In order to more clearly illustrate the technical solutions in the embodiments of the present invention, the drawings needed to be used in the description of the embodiments will be briefly introduced below, and it is obvious that the drawings in the following description are only some embodiments of the present invention, and it is obvious for those skilled in the art to obtain other drawings based on these drawings without creative efforts.
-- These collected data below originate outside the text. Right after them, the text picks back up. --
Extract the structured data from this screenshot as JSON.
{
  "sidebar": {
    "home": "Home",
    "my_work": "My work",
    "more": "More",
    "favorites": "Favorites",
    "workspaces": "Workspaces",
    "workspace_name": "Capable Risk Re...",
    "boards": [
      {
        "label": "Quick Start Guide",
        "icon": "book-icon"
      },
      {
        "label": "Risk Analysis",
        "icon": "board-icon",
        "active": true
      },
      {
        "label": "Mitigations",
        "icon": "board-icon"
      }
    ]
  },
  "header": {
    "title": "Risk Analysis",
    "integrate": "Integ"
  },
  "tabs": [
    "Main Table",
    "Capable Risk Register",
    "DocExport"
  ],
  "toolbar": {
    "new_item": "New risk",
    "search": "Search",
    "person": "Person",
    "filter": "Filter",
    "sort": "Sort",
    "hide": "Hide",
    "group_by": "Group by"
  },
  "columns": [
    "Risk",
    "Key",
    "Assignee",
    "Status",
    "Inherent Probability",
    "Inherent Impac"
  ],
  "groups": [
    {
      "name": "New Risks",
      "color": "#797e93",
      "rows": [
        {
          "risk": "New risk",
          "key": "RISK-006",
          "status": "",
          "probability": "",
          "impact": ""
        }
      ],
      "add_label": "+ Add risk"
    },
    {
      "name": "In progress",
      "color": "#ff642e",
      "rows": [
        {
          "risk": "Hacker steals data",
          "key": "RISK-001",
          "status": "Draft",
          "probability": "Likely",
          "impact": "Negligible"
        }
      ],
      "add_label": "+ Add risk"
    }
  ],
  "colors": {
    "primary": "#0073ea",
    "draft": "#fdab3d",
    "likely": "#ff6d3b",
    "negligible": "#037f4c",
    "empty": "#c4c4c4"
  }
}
Fig. 1 is a schematic diagram of an electrically controlled variable logic function device based on a graphene pair array structure in a preferred embodiment of the present invention;

FIG. 2 is a flow chart of a method of operation of an electrically controlled variable logic function device based on a graphene pair array structure;

FIG. 3 is a diagram of a specific apparatus for performing logic operations based on the present device in an embodiment of the present invention;

FIG. 4 is a diagram illustrating the transmission spectra of different binary signals input when the inverter is implemented, which can be used as the basis for determining the binary output of the logic inverter according to an embodiment of the present invention;

FIG. 5 is a diagram illustrating the transmission spectra of different binary signals input when the NAND gate is implemented according to the embodiment of the present invention, which can be used as a basis for determining the binary output of the logic NAND gate;

FIG. 6 is a diagram illustrating the transmission spectra of different binary signals input when implementing the logic gate with A ≦ B according to an embodiment of the present invention, which can be used as a criterion for outputting the binary signal with A ≦ B;

FIG. 7 shows the transmission spectrum of different binary signals input when the logic gate A ≧ B is implemented, which can be used as the basis for determining the binary output of the logic gate A ≧ B in the embodiment of the present invention.

Detailed Description

In order to make the aforementioned objects, features and advantages of the present invention comprehensible, embodiments accompanied with figures are described in detail below. It should be noted that the described embodiments are only a part of the embodiments of the present invention, and not all embodiments, and all other embodiments obtained by those skilled in the art without any inventive work based on the embodiments of the present invention belong to the protection scope of the present invention.